The text of the motet, after quoting Isaiah 53:4 and paraphrasing 53:5, proceeds to quote part of a hymn for the feast of the Finding of the True Cross, which begins "Dulce lignum, dulces clavos:" "O sweet wood, sweet nails." Victoria's motet was fist published in Rome in 1572, in his first printed collection of motets, but was reissued (with this liturgical assignment) as part of the monumental collection of Holy Week music published in 1585 under the title Officium Hebdomadae Sanctae. The setting breathes his musical personality in every measure, and it has been in the twentieth century one of Victoria's "top hits."
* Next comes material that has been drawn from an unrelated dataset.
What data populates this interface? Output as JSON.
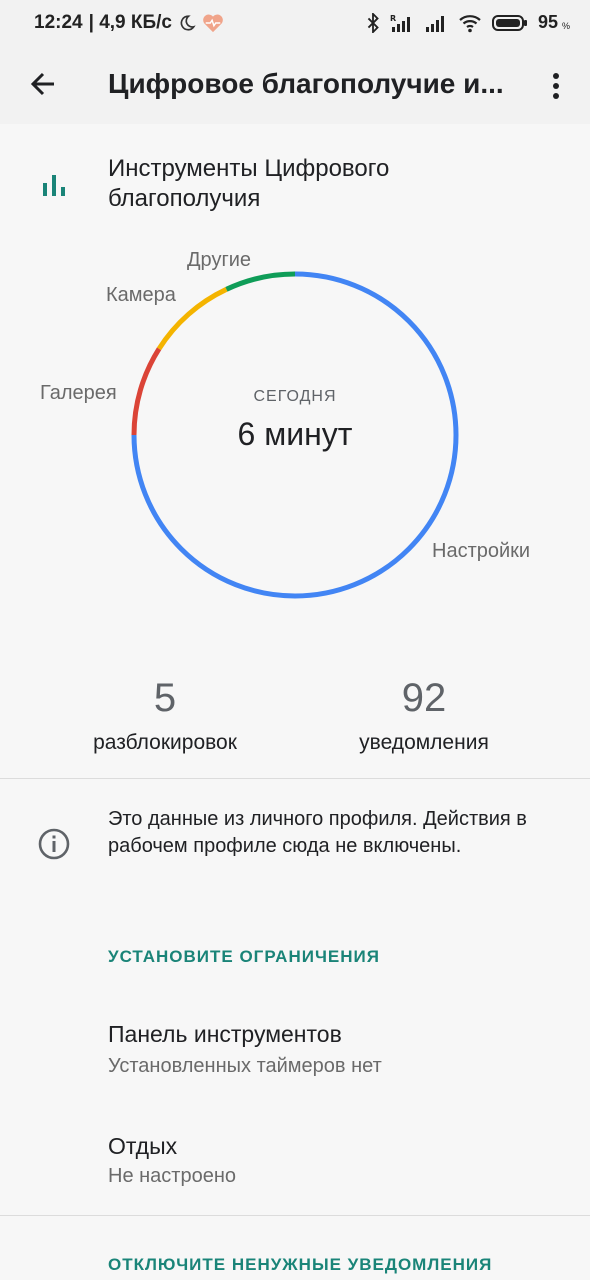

Placed in the fairly common mode of D-Dorian (D-mode with no flats in the key signature), many of this motet's principal cadences use accidentals to partake of a languorous Phrygian feel, using the power of half steps to move from chords of B-flat (with suspension) to A major (with sharps). Closely linked to this harmonic feature is the characteristic and poignant melodic gesture of the diminished fourth, as in the Soprano's descent from F-natural to C-sharp in the third phrase ("et dolores nostros"). Also characteristic are the fluid shifts from imitative writing (apparently learned by Victoria in his early Roman training) to sheer passionate homophony which allows more crucial elements of the text to be heard. In one such passage, he even quotes his own music: the text to "sustinere Regem" ("[Cross which] bore the King") appears set to a transposition of the passage "O beata Virgo" from his 1572 Christmas motet O magnum mysterium.